Finding The Number Of Inversions In A Permutation 
Let the be the following permutation:
  $(1 5 4)(3 6)\in S_6$

How do I count the number of inversions to calculate the sign of the permutation?

$(1 5 4)(3 6)=(1 5)(1 4),(3 6)=3$ so it has an odd sign

\begin{pmatrix}
    1 & 2 & 3 & 4 & 5 & 6 \\
    5 & 2 & 6 & 1 &  4  & 3
  \end{pmatrix}
before $5$ there are $0$ elements.

before $2$ there are $1$ elements (5).

before $6$ there are $0$ elements.

before $1$ there are $3$ elements (5,2,6).

before $4$ there are $2$ elements (5,6).

before $3$ there are $3$ elements (5,6,4).

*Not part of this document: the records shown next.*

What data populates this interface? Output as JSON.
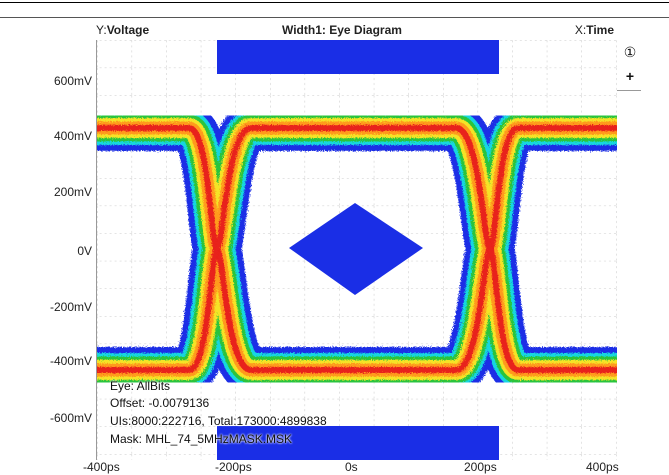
{
  "header": {
    "y_axis_prefix": "Y:",
    "y_axis_name": "Voltage",
    "title": "Width1: Eye Diagram",
    "x_axis_prefix": "X:",
    "x_axis_name": "Time"
  },
  "y_ticks": [
    "600mV",
    "400mV",
    "200mV",
    "0V",
    "-200mV",
    "-400mV",
    "-600mV"
  ],
  "x_ticks": [
    "-400ps",
    "-200ps",
    "0s",
    "200ps",
    "400ps"
  ],
  "side_buttons": {
    "cursor_label": "①",
    "add_label": "+"
  },
  "info": {
    "eye": "Eye: AllBits",
    "offset": "Offset: -0.0079136",
    "uis": "UIs:8000:222716, Total:173000:4899838",
    "mask": "Mask: MHL_74_5MHzMASK.MSK"
  },
  "colors": {
    "mask": "#1a2ee6",
    "heat_outer": "#1a2ee6",
    "heat_cyan": "#17d6e0",
    "heat_green": "#29c43c",
    "heat_yellow": "#f5e326",
    "heat_orange": "#ff9a1f",
    "heat_red": "#e8201a"
  }
}
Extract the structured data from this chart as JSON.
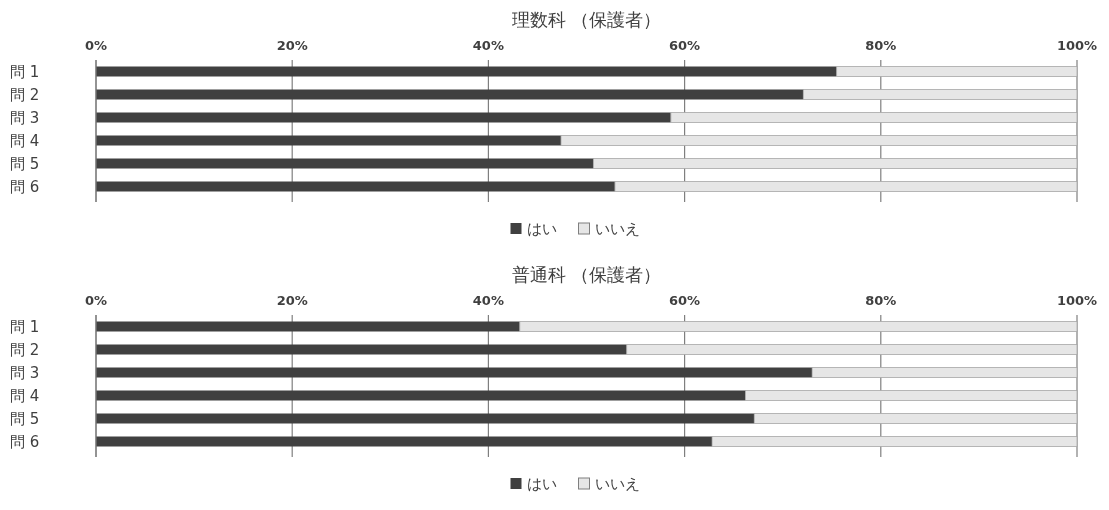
{
  "chart_data": [
    {
      "type": "bar",
      "orientation": "horizontal",
      "stacked": true,
      "title": "理数科 （保護者）",
      "categories": [
        "問 1",
        "問 2",
        "問 3",
        "問 4",
        "問 5",
        "問 6"
      ],
      "series": [
        {
          "name": "はい",
          "color": "#404040",
          "values": [
            75.5,
            72.1,
            58.6,
            47.4,
            50.7,
            52.9
          ]
        },
        {
          "name": "いいえ",
          "color": "#e6e6e6",
          "values": [
            24.5,
            27.9,
            41.4,
            52.6,
            49.3,
            47.1
          ]
        }
      ],
      "xlim": [
        0,
        100
      ],
      "xticks": [
        {
          "value": 0,
          "label": "0%"
        },
        {
          "value": 20,
          "label": "20%"
        },
        {
          "value": 40,
          "label": "40%"
        },
        {
          "value": 60,
          "label": "60%"
        },
        {
          "value": 80,
          "label": "80%"
        },
        {
          "value": 100,
          "label": "100%"
        }
      ],
      "grid": "x",
      "legend": "bottom"
    },
    {
      "type": "bar",
      "orientation": "horizontal",
      "stacked": true,
      "title": "普通科 （保護者）",
      "categories": [
        "問 1",
        "問 2",
        "問 3",
        "問 4",
        "問 5",
        "問 6"
      ],
      "series": [
        {
          "name": "はい",
          "color": "#404040",
          "values": [
            43.2,
            54.1,
            73.0,
            66.2,
            67.1,
            62.8
          ]
        },
        {
          "name": "いいえ",
          "color": "#e6e6e6",
          "values": [
            56.8,
            45.9,
            27.0,
            33.8,
            32.9,
            37.2
          ]
        }
      ],
      "xlim": [
        0,
        100
      ],
      "xticks": [
        {
          "value": 0,
          "label": "0%"
        },
        {
          "value": 20,
          "label": "20%"
        },
        {
          "value": 40,
          "label": "40%"
        },
        {
          "value": 60,
          "label": "60%"
        },
        {
          "value": 80,
          "label": "80%"
        },
        {
          "value": 100,
          "label": "100%"
        }
      ],
      "grid": "x",
      "legend": "bottom"
    }
  ]
}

Therefore there are $9$ inversions so it is $(-1)^9=-1$
Are both of the ways are ok? 
 A: If the goal is to calculate the sign of a permutation in $S_n$, then there is an easier method than calculating the number of inversions.  The number of inversions in a permutation is the smallest length of an expression for the permutation in terms of transpositions of the form $(i,i+1)$.  The permutation is odd if and only if this length is odd.  However, it is easier to determine the smallest length of an expression for the permutation in terms of arbitrary transpositions.  The permutation is odd if and only if this length is odd.  A permutation can be expressed as a product of transpositions in many different ways, but the lengths of all of these products will have the same parity - always even or always odd, and this determines the sign of the permutation.
A $k$-cycle $(1,2,\ldots,k)$ can be expressed as a product of exactly $k-1$ transpositions.  Thus, if the permutation consists of $r$ cycles, of lengths $k_1,\ldots,k_r$, respectively, then the permutation is odd iff $(k_1-1)+\cdots+(k_r-1)$ is odd.  In the above example where the permutation was $(154)(36)$, the permutation can be expressed as a product of $(3-1)+(2-1)=2+1=3$ transpositions, hence is odd.
A: You have not done anything wrong except in thinking the permutation is even. There are indeed 9 inversions as you have calculated.